Welsh: Django is a toolbox that a reasonably skilled Web developer can use to turn around projects quickly using a number of shortcuts it introduces. It’s for computer programmers, not for your average reasonably savvy Web producer. Though it’s well-crafted enough that a committed amateur could educate themselves and learn how to do it in a month or so. And probably much less time if the person is already capable in the Python programming language. It’s is not an off-the-shelf solution, like, say, Caspio, that a typical web producer could pick up and start making things within a couple a days.
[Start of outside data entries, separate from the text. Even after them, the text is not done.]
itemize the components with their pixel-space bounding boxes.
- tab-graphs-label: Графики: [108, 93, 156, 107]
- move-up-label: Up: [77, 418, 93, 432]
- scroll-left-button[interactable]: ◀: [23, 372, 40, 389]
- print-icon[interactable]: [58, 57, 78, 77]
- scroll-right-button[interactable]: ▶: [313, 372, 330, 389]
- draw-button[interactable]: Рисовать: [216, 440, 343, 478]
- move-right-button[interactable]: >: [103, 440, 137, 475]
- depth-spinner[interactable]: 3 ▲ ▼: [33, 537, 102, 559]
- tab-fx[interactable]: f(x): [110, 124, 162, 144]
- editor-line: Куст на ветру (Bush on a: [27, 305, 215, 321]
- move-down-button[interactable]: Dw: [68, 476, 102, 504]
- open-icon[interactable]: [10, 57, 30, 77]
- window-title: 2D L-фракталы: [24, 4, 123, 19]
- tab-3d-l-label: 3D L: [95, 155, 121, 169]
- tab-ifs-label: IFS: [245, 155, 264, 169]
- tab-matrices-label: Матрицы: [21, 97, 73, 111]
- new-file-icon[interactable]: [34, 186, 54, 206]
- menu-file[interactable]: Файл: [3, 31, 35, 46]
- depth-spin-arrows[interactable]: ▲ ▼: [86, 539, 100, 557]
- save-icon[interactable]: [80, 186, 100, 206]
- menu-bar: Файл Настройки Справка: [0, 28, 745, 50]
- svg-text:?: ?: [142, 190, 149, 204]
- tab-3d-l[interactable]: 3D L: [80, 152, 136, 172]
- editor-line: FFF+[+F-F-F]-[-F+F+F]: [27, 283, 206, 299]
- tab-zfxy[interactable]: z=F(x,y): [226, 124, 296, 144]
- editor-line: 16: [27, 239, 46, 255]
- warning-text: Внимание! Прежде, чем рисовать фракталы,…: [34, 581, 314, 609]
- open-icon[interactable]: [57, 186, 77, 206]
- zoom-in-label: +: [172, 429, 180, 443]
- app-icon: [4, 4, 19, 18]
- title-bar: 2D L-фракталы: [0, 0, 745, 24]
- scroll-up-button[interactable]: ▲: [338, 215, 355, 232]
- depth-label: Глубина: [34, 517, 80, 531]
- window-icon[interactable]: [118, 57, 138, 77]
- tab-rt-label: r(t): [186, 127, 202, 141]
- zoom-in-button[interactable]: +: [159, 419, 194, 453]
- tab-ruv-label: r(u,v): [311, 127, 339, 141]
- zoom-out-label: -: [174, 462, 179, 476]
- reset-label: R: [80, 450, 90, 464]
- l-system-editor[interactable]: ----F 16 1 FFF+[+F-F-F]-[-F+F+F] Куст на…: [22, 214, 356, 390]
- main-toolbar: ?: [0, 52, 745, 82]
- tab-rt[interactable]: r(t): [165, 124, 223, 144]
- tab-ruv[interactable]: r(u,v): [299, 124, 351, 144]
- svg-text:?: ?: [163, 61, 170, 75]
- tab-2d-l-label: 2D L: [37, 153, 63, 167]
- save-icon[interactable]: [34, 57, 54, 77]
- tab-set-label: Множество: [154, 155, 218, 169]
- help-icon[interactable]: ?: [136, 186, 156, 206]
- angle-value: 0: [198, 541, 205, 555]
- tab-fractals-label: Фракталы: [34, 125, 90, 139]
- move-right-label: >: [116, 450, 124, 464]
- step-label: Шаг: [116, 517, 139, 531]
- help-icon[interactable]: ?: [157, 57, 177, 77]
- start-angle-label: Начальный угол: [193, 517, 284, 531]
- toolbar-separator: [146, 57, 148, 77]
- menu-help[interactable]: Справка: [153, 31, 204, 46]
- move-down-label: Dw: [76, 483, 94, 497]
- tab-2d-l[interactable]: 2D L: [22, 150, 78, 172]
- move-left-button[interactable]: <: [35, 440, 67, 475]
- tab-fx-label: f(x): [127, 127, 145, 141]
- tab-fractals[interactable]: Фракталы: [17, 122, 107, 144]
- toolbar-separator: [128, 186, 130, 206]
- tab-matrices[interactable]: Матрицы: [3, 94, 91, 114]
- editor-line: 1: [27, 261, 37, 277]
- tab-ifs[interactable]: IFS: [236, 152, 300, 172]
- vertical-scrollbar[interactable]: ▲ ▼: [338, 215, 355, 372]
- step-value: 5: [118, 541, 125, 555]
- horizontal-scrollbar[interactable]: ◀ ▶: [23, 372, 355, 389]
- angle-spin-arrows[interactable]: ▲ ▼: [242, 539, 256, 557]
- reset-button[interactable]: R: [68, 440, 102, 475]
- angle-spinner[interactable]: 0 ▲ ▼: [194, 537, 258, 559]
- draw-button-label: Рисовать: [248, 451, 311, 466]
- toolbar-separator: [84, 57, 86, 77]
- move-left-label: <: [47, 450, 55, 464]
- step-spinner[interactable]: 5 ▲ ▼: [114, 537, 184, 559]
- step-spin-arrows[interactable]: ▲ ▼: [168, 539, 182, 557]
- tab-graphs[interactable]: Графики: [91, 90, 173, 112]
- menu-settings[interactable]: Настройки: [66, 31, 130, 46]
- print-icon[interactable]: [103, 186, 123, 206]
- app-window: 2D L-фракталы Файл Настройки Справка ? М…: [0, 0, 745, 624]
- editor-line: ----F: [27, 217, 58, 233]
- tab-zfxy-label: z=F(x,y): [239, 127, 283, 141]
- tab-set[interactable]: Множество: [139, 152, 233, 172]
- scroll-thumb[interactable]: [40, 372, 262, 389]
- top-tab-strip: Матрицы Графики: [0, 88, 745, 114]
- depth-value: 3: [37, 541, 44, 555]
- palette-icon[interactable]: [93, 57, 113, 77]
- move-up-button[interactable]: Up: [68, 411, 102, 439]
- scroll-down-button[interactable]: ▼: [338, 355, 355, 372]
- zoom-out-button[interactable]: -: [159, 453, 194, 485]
One of those great shortcuts is an automatically generated “admin” that allows for Web-based data entry instantly after the database is designed. Most other Web frameworks require the developer to invest a ton of time building things like that out, which means you’re doing a lot of work that will never be displayed on the public facing site. In the development community, the Django admin is often considered its “killer app” that separates it from competitors. Technical documentation that provides a good overview is found here.
So once the metro staff got started on entry I could focus on building the user interface for the live Web site and we could work on two different tasks at the same time. Very efficient, and well-suited for projects like this.
Garvey: We relied on our reporting from the field and from information released by the LAPD, fire authorities and L.A. County Coroner. In some cases, if AP or another newspaper had information that we did not have yet, we used that and attributed it.
How did you settle on the fields?
Garvey: The basic fields seemed obvious and were somewhat cribbed from our work on War Dead. In addition, we decided it would be good to know which car the person was riding in and, if known, which direction they were facing. We added several other fields for resource purposes only, such as contacts for family and friends, details of the injuries and whether they were connected to the deadly 2005 Glendale train derailment.
We are also recording information on the injured for future stories [and given the severity of injuries of so many, in the event that they later die] but decided not to publish that on the Web.
In addition, we knew we wanted a way to link people to the actual stories written about the crash and the individuals. And, of course, we wanted a way to let people share their memories, which has been very effective on War Dead.
Readers have responded overwhelmingly to that opportunity and at this point nearly all the individual memorial pages have posts from close family and friends, as well as other people who just want to leave condolences or express their grief.
We plan to reverse publish some of the comments from the database in the printed paper, probably on Sunday.